Music
As soon as you arrive in Belize, you will realize that music is a key element of Belizean life.
Belizeans enjoy Caribbean and Latin beats as well as contemporary American recordings but are equally proud of their own creations. For many Belizean, music is a part of the national identity, a way of connecting with ancestors while preserving traditional and cultural practices. You will hear an assortment of sounds on the radio, at a party or street-side barbeque stand, during a live performance at a club or café, or the rhythmic drums at a Garifuna wake.
Belizeans do not only listen to music, they have to move to it — everywhere and anywhere. It is not uncommon to see people dancing in the street outside a shop where music is blasting or to emphasize a conversation point with a little dance.
Virtually every celebration involves some sort of “traditional music” In September there are lively marches and carnival music from flat bed trucks in parades to celebrate the Battle of St. George’s Caye and Independence. At Christmas, North American Christmas carols in English and Spanish, blare alongside the lively Kriol,
“Good mawnin, miss lady and how are you dis mawnin…”

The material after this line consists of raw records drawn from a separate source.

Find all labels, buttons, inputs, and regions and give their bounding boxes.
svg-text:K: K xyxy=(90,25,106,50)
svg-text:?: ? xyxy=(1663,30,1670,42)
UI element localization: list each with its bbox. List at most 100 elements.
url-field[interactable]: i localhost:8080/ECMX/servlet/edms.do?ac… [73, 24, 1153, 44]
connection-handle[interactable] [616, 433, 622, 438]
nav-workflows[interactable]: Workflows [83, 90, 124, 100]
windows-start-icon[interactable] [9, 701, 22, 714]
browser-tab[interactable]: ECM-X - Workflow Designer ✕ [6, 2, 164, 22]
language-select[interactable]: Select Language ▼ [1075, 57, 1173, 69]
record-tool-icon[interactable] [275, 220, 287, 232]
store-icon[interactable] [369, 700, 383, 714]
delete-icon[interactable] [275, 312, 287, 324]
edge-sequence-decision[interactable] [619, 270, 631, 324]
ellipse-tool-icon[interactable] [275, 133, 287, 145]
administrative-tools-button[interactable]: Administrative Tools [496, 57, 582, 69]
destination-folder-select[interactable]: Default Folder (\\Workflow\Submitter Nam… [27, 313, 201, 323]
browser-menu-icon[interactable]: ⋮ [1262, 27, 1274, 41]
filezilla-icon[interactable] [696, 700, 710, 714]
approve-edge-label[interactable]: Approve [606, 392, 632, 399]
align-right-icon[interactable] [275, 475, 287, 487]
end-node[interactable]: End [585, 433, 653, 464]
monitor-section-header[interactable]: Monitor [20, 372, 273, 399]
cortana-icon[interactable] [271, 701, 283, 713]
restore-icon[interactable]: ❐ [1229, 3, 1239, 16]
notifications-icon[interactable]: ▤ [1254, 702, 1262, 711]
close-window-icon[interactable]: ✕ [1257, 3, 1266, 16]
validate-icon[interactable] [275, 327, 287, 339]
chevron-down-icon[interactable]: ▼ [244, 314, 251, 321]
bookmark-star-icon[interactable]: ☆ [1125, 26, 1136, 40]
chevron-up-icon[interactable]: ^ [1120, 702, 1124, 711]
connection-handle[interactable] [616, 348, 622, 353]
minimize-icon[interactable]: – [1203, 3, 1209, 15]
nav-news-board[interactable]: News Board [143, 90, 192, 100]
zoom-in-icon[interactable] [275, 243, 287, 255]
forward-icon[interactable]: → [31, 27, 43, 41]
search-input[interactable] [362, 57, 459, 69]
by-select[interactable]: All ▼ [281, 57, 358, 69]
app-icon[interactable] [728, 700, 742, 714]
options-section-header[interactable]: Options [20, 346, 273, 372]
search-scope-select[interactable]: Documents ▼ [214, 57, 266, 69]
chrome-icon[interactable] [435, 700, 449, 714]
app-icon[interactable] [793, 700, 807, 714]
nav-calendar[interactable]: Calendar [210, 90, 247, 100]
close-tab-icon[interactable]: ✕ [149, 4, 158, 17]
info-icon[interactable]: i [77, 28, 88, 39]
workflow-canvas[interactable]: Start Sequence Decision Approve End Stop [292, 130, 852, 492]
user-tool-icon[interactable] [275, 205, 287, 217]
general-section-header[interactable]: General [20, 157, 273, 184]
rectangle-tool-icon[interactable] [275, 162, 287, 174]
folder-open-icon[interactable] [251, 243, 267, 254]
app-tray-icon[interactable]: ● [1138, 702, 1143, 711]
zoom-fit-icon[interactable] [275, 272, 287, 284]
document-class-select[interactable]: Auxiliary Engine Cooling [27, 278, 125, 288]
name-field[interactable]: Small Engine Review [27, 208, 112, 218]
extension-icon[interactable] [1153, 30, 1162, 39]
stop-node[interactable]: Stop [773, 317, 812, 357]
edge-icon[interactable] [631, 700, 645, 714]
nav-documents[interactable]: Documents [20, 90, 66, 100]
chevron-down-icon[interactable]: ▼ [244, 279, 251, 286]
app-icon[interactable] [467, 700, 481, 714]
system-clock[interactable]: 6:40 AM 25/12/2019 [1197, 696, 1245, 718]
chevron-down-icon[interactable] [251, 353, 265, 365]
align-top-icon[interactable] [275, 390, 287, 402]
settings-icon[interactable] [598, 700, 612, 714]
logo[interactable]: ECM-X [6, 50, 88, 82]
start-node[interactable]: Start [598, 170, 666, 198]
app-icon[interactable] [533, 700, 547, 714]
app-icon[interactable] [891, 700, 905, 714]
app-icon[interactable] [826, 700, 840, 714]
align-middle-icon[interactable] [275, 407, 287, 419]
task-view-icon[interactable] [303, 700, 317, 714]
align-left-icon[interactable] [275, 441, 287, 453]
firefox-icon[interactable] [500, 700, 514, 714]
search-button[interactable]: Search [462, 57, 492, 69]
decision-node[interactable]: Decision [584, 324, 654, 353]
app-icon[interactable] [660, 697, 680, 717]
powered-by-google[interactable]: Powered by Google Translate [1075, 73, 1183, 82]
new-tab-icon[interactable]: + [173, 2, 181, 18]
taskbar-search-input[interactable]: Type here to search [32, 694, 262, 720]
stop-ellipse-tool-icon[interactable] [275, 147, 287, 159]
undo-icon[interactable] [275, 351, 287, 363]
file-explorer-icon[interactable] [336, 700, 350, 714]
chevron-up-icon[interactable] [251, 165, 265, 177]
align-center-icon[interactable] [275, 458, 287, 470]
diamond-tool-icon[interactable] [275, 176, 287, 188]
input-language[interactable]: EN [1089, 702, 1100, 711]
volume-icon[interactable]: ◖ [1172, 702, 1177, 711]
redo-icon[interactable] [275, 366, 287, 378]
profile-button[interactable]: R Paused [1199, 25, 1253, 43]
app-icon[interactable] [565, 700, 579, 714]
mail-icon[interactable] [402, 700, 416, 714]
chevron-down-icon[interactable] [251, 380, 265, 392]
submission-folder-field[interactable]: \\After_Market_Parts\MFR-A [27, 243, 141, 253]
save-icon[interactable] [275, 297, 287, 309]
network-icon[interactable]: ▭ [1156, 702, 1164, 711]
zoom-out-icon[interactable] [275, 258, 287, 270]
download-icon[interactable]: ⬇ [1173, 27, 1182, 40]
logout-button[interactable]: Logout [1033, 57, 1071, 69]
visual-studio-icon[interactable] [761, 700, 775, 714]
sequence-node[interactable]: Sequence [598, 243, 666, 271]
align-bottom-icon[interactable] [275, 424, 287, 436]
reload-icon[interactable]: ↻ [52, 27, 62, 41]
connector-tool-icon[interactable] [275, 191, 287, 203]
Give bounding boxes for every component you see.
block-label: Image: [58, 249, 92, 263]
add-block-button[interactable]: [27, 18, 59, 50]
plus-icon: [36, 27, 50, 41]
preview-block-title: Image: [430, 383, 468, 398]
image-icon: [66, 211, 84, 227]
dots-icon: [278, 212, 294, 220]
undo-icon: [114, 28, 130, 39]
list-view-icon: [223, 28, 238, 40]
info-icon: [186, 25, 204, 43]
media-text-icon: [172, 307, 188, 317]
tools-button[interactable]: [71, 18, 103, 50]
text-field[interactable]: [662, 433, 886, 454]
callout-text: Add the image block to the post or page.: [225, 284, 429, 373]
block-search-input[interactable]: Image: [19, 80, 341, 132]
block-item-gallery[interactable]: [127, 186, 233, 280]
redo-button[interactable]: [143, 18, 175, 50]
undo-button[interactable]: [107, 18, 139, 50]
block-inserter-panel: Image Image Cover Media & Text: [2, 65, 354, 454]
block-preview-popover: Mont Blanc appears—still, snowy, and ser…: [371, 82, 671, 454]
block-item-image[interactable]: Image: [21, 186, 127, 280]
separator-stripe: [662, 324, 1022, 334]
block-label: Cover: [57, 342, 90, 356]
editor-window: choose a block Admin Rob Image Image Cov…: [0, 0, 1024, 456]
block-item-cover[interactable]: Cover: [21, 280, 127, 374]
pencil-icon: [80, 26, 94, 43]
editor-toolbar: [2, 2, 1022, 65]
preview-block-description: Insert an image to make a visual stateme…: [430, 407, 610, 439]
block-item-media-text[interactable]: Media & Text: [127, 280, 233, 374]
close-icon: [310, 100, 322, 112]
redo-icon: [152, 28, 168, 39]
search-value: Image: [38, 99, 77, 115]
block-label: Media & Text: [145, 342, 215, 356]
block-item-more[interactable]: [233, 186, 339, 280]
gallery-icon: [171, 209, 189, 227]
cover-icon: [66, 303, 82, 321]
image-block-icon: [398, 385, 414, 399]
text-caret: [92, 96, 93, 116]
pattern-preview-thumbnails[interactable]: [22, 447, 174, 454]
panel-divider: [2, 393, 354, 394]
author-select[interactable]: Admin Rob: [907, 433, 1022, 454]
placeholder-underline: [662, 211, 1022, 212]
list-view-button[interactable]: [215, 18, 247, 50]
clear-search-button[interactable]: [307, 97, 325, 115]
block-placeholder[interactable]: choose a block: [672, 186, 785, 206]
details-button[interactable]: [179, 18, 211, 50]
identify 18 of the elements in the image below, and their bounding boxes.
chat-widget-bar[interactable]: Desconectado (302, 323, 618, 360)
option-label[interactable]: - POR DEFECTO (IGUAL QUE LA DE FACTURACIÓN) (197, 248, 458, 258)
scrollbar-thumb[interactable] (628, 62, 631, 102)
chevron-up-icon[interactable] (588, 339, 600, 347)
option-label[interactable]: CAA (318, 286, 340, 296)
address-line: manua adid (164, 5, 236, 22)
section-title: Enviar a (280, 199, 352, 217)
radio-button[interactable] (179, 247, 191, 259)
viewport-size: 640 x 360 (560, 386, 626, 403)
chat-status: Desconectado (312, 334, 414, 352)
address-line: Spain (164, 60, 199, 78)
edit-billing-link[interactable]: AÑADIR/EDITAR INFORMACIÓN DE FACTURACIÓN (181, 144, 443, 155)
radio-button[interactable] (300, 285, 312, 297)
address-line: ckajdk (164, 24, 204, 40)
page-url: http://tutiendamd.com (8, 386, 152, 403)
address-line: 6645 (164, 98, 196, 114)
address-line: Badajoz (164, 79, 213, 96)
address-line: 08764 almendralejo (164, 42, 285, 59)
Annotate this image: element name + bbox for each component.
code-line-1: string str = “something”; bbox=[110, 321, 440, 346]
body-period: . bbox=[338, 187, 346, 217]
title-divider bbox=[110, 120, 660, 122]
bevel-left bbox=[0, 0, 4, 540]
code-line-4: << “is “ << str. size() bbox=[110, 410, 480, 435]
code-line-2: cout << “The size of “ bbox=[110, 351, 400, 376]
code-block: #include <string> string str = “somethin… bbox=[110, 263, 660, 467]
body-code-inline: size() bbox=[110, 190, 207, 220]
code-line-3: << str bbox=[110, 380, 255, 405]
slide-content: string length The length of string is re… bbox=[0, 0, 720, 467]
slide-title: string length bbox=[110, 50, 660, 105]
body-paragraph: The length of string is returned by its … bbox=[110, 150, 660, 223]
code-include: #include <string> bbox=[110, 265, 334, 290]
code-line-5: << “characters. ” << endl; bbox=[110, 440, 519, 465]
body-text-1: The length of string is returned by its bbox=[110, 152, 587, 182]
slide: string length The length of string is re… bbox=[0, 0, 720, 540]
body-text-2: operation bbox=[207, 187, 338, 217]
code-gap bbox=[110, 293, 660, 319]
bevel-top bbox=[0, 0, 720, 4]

As you travel throughout Belize, the musical soundtrack in each destination’s will vary. Let your body move to the “Brukdown” — a distinctive, original Belizean Kriol musical genre using percussion instruments such as the accordion and “jawbone” of a cow; "Punta Rock” — an infusion of traditional Garifuna rhythms accampanied by the electric guitar; or travel north and south and listen to the Mestizo and Maya play melodious Marimba music with an age-old wooden percussion instrument.